Com o objetivo de avaliar a conservação da biodiversidade e acompanhar a restauração ecológica, a Universidade Estadual de Londrina (UEL) iniciou um projeto para monitorar mamíferos em fragmentos florestais e áreas de reflorestamento no norte do Paraná. O estudo, coordenado pelo professor Marcos Robalinho Lima, do Departamento de Biologia Animal e Vegetal, será realizado no Sítio PELD-MANP, que reúne diversos remanescentes de Mata Atlântica.
Para registrar a presença dos animais, serão utilizadas 45 câmeras fotográficas automáticas, instaladas em trilhas dentro das áreas estudadas. Os equipamentos funcionarão 24 horas por dia, durante cerca de quatro meses, captando imagens que permitirão comparar a diversidade e a composição da fauna entre fragmentos naturais e áreas restauradas.
Além de identificar quais espécies utilizam mais frequentemente cada ambiente, o projeto busca entender se o reflorestamento está conseguindo recuperar a riqueza de mamíferos típica das florestas originais.

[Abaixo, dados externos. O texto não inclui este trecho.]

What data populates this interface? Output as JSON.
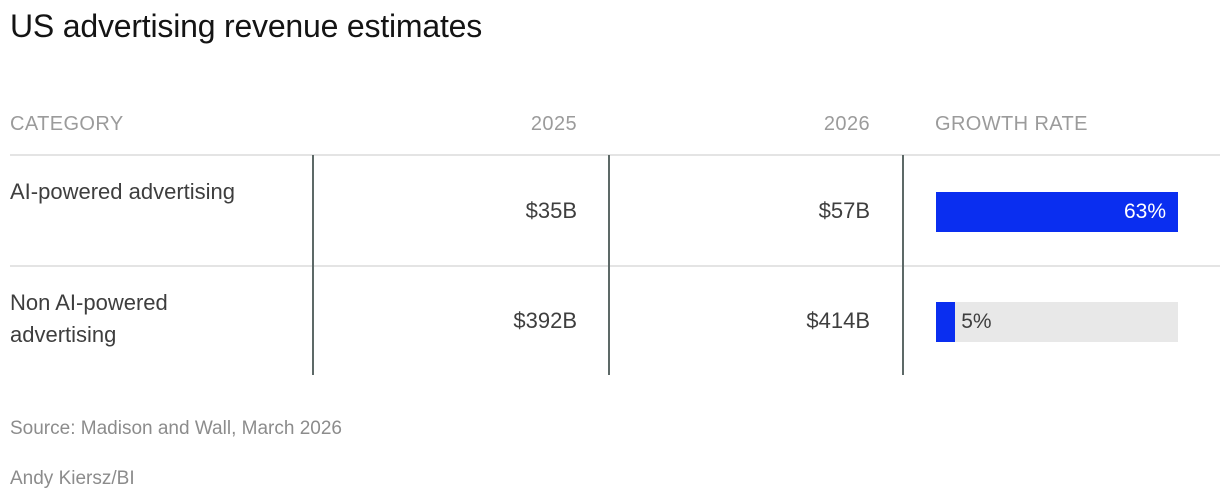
{
  "title": "US advertising revenue estimates",
  "table": {
    "headers": {
      "category": "CATEGORY",
      "col2025": "2025",
      "col2026": "2026",
      "growth": "GROWTH RATE"
    },
    "rows": [
      {
        "category": "AI-powered advertising",
        "v2025": "$35B",
        "v2026": "$57B",
        "growth_label": "63%",
        "growth_pct": 63
      },
      {
        "category": "Non AI-powered advertising",
        "v2025": "$392B",
        "v2026": "$414B",
        "growth_label": "5%",
        "growth_pct": 5
      }
    ]
  },
  "footer": {
    "source": "Source: Madison and Wall, March 2026",
    "credit": "Andy Kiersz/BI"
  },
  "colors": {
    "bar_blue": "#0a2ef0",
    "bar_track": "#e8e8e8",
    "vertical_rule": "#5d6967",
    "horizontal_rule": "#e4e4e4",
    "title_text": "#141414",
    "body_text": "#3e3e3e",
    "header_text": "#9b9b9b",
    "footer_text": "#8c8c8c"
  },
  "chart_data": {
    "type": "table",
    "title": "US advertising revenue estimates",
    "columns": [
      "CATEGORY",
      "2025",
      "2026",
      "GROWTH RATE"
    ],
    "rows": [
      [
        "AI-powered advertising",
        "$35B",
        "$57B",
        "63%"
      ],
      [
        "Non AI-powered advertising",
        "$392B",
        "$414B",
        "5%"
      ]
    ],
    "growth_bar_series": {
      "categories": [
        "AI-powered advertising",
        "Non AI-powered advertising"
      ],
      "values_pct": [
        63,
        5
      ]
    },
    "growth_bar_max_pct": 63,
    "source": "Source: Madison and Wall, March 2026",
    "credit": "Andy Kiersz/BI"
  }
}
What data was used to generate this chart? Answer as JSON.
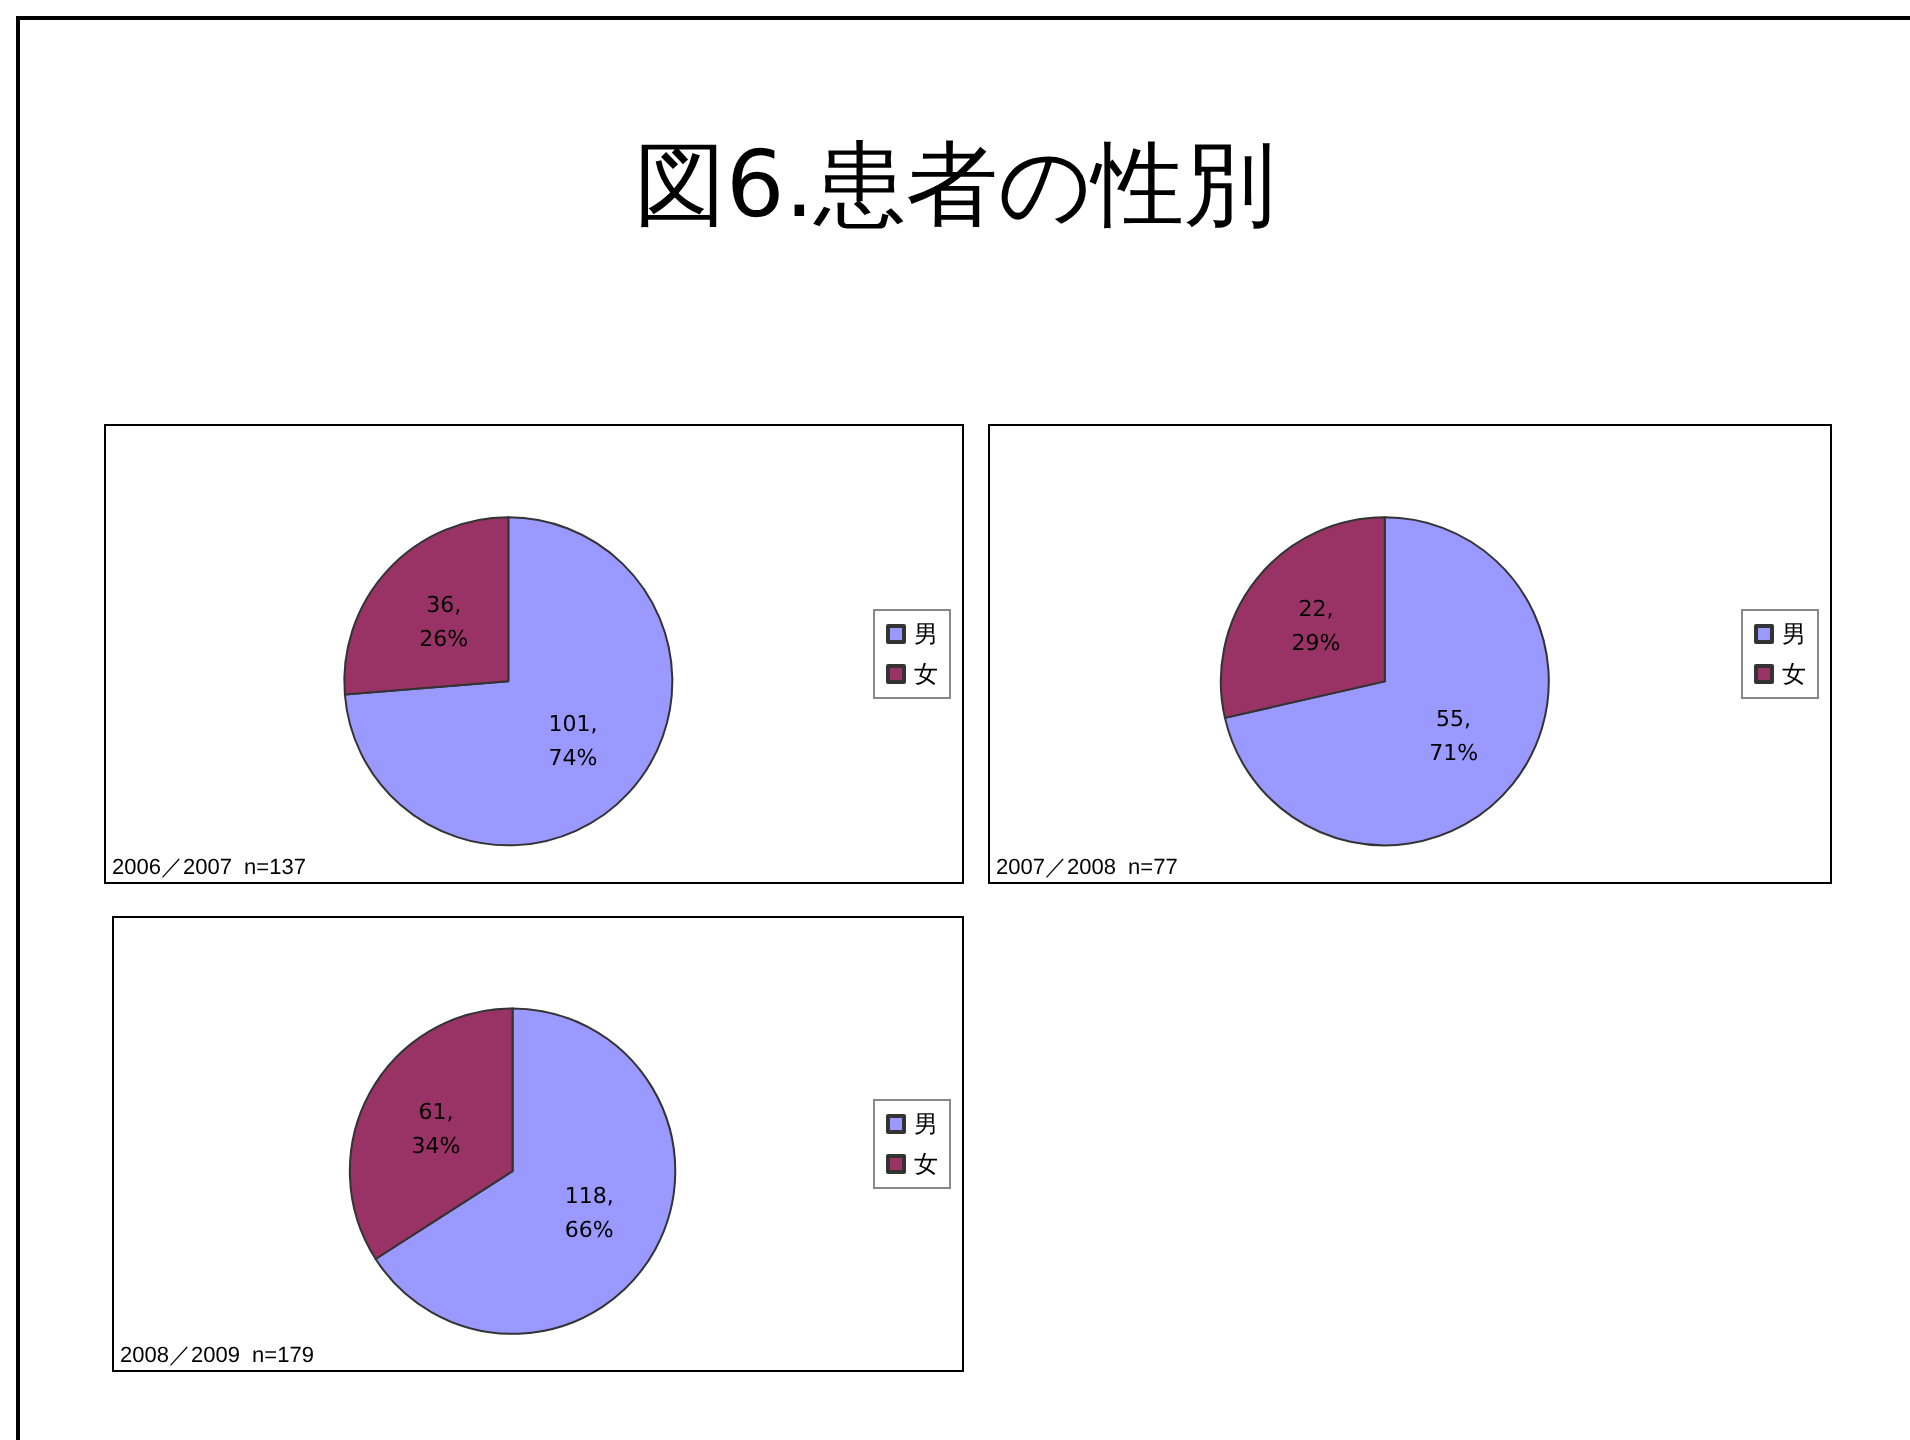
{
  "chart_data": [
    {
      "type": "pie",
      "title": "図6.患者の性別",
      "categories": [
        "男",
        "女"
      ],
      "values": [
        101,
        36
      ],
      "colors": [
        "#9999ff",
        "#993366"
      ],
      "value_labels": [
        "101,\n74%",
        "36,\n26%"
      ],
      "legend": "right",
      "annotations": [
        "2006／2007  n=137"
      ]
    },
    {
      "type": "pie",
      "categories": [
        "男",
        "女"
      ],
      "values": [
        55,
        22
      ],
      "colors": [
        "#9999ff",
        "#993366"
      ],
      "value_labels": [
        "55,\n71%",
        "22,\n29%"
      ],
      "legend": "right",
      "annotations": [
        "2007／2008  n=77"
      ]
    },
    {
      "type": "pie",
      "categories": [
        "男",
        "女"
      ],
      "values": [
        118,
        61
      ],
      "colors": [
        "#9999ff",
        "#993366"
      ],
      "value_labels": [
        "118,\n66%",
        "61,\n34%"
      ],
      "legend": "right",
      "annotations": [
        "2008／2009  n=179"
      ]
    }
  ]
}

Os dados também ajudarão a determinar se as áreas restauradas estão ampliando o habitat disponível para a fauna local.
Para facilitar a análise das imagens, será desenvolvido um software específico, em parceria com a Universidade Tecnológica Federal do Paraná (UTFPR), capaz de identificar automaticamente a presença de mamíferos nos vídeos. A tecnologia, baseada em aprendizado de máquina, promete agilizar o trabalho dos pesquisadores e tornar futuras investigações mais eficientes.
O monitoramento inclui ainda o acompanhamento de javalis na Reserva Mata dos Godoy, em Londrina, uma espécie invasora que tem causado impactos no local. As câmeras vão ajudar a mapear os pontos mais frequentados pelos animais, contribuindo para a segurança das equipes de pesquisa.
Segundo o professor Marcos Robalinho, avaliar as funções ecológicas dos mamíferos é fundamental para entender o sucesso das ações de restauração e prever possíveis mudanças no ecossistema. O projeto foi contemplado pelo Programa de Bolsas de Produtividade do CNPq e representa um avanço na integração entre tecnologia e conservação ambiental.